Torture porn night, although I think I’ll end up watching Luther.

I had a dream about getting a parking ticket

So I was dreaming…..for some reason I was at a family gathering at a castle. I’d parked the car at a pay and display car park at the bottom of a hill. I was at the castle then had a horrible feeling that I’d failed to buy a ticket. So I walked back down to the car. Sure enough, on the windscreen was a parking ticket for £450. I was rather annoyed so tried to purchase a ticket, but the machine wouldn’t take my money as it was gone past 6PM when then charging stopped. I then woke up.

Spent the day going through conference material. Again, can’t really say any more than that.

Rang up GoDaddy.com about my SSL certificates expiring and asked if I can just change to a 3 year 5 domain one. Apart from the American on the end of the phone continuously to me as ‘you guys’ it was all pretty smooth. It’s now all on one certificate, so I have that on mannmansion, then I added my other blog (and it’s www equivalent) and the pfSense firewall. All is good and now expires 2016, I cocked up a little bit as the original certs don’t expire until the end of July, but considering I only paid a tenner each for them anyway and now got a 40% discount I’m not going to kick up a fuss. Install appears to have gone fine with all Apache sites working fine and mail still appears to be sending (actually I better test that). I need to sort courier out which is the odd one as that uses different certificates based on IP address, I guess I can remove that bit now and just point it to the one. That’ll be a job for another day though. Yes, mail is sending.

Walked the dog. It was very nice lunchtime. She was very well behaved with a couple of other dogs we came across.

Right, I’m done for the day then. Bath and wine.

The joys of SSL

Last night after consuming much wine I decided to delve into the joys of SSL certificates. As I have two sites, then two certificates were required. Now being a cheap scape I looked at all the free solutions and after much research decided they were all a bit bilge. So in the end settle on two ‘normal’ SSL certificates from godaddy.com, which at the moment are doing them for around a tenner each, so worth the punt.

Signing up was a fairly straightforward process, persuading my ca.privacy address to forward their conformation email was a little bit more problematic. But after confirming I was the owner of the domains then getting the certificates was fairly straightforward.

Getting them into Apache was again straightforward and I then had padlocks on my https pages without the browser moaning about dodgy certificates.

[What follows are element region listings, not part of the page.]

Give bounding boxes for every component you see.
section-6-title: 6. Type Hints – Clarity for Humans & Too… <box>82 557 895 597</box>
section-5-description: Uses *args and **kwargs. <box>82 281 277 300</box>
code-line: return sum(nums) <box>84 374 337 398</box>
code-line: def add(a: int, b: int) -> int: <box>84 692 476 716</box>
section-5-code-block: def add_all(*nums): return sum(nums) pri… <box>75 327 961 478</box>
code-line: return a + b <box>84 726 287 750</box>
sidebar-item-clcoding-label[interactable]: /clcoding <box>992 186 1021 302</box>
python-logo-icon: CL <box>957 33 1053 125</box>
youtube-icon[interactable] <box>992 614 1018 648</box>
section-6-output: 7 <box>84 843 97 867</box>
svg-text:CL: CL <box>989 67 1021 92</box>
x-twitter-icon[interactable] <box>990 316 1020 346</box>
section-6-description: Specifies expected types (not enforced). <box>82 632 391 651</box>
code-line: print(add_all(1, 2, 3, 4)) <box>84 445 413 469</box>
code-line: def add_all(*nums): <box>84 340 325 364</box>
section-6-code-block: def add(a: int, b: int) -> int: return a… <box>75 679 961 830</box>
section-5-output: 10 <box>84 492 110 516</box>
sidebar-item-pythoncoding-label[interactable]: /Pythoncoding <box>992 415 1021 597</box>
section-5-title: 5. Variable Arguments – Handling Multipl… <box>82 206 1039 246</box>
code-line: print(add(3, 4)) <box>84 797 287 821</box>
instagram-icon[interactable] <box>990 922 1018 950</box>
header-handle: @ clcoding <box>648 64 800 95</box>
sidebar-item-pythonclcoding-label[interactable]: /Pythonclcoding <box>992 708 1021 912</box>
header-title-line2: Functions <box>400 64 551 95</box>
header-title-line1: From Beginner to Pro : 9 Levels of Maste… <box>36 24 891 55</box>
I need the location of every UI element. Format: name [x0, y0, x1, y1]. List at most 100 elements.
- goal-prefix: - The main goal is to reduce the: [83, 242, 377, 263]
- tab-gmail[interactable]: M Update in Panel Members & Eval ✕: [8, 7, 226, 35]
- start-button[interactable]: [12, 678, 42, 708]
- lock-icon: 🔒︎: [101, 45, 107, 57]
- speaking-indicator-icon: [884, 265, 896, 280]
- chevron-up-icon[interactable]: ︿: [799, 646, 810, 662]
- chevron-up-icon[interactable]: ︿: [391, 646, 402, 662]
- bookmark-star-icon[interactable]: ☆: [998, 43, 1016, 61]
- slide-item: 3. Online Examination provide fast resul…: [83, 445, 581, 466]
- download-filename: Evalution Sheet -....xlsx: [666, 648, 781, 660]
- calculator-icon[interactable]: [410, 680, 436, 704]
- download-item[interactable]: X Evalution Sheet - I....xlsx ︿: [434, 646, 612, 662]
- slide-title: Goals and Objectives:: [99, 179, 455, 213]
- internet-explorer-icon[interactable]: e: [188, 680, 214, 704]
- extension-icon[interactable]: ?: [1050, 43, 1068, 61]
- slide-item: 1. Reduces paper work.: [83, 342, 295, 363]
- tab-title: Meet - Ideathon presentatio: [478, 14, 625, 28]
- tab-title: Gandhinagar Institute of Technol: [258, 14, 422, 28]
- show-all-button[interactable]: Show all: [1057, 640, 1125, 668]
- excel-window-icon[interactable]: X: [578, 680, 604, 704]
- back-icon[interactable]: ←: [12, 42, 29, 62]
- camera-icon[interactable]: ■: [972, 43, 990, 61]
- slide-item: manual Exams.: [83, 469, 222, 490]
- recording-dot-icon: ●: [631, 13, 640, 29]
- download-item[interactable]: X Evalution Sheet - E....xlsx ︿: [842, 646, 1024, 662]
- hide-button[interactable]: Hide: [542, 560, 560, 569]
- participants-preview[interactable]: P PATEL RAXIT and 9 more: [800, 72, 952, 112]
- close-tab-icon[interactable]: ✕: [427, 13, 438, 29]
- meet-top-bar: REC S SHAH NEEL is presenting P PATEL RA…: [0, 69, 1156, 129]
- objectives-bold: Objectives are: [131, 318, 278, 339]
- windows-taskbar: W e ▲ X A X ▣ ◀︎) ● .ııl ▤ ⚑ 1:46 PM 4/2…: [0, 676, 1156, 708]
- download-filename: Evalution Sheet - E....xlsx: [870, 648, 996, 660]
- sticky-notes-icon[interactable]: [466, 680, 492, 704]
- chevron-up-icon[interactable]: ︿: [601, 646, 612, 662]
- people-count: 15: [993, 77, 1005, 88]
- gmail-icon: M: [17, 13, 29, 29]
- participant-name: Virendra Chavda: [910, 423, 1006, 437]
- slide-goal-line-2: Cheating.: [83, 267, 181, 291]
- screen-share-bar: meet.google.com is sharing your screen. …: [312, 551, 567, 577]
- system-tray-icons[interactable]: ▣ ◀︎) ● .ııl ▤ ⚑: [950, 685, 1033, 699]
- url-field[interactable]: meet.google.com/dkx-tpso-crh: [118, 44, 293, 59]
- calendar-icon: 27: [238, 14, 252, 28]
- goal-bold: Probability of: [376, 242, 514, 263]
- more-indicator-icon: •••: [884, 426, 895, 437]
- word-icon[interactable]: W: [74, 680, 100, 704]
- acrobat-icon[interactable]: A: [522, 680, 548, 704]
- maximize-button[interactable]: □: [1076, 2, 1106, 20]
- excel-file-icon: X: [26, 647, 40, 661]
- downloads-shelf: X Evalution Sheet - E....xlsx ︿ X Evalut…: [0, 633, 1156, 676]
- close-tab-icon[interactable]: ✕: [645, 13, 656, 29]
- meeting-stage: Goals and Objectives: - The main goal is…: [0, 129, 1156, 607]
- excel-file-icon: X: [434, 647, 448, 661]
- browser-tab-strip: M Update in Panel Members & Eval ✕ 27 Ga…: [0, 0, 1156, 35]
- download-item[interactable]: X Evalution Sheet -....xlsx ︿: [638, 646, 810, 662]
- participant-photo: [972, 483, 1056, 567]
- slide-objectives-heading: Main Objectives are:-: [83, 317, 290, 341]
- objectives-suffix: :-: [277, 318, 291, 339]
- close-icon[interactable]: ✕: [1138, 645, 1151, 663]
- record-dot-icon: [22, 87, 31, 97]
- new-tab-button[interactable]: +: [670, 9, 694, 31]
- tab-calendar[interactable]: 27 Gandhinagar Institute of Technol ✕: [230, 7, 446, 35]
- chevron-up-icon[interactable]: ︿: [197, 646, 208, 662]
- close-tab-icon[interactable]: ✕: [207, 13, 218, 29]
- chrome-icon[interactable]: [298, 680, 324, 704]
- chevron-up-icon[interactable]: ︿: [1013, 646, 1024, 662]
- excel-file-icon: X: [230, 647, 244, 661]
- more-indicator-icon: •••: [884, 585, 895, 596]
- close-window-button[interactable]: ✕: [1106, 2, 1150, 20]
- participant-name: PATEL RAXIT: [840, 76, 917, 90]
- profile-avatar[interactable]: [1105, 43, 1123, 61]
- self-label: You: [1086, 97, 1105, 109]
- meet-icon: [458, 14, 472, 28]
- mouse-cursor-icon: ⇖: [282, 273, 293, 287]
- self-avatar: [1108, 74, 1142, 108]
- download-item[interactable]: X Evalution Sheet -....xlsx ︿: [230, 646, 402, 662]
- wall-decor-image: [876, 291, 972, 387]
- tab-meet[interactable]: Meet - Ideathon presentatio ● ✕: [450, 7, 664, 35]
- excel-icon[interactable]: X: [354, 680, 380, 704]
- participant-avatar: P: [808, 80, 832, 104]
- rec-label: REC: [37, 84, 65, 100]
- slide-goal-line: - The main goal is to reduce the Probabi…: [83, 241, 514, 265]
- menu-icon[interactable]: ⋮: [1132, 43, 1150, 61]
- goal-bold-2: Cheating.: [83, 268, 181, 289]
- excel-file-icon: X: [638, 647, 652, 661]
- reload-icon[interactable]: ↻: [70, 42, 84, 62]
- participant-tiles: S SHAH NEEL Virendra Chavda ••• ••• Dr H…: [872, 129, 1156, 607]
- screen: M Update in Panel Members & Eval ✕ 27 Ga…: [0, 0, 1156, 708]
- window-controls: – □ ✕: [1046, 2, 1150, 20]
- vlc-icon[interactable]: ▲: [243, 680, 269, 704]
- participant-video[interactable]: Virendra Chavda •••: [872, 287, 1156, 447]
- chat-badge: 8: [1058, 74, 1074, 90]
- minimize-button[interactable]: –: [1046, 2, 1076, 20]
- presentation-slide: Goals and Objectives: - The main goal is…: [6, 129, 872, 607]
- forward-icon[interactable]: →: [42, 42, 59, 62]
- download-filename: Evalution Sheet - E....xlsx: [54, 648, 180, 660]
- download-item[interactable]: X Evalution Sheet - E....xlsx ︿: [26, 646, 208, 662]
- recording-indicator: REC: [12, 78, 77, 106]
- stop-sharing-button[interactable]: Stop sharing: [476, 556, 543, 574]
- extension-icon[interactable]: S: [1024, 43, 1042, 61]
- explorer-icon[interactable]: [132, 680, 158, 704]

No green bar, but for that you have to pay about five hundred quid.

Courier was easier than I’d thought, even setting it up with two ip address on two certificates. And I’ve done enough postfix edits now to get that going easily. So now, twenty quid down but no more browser or email moaning and pretty padlocks.

And two nice evenings in a row, but tonight the flies must have stayed on the cycle path as my cycle trip was fairly clear. The gym must be missing me, still it may be pissing down tomorrow.

Oh apparently I’m on a promise tonight, it is a bit warm though.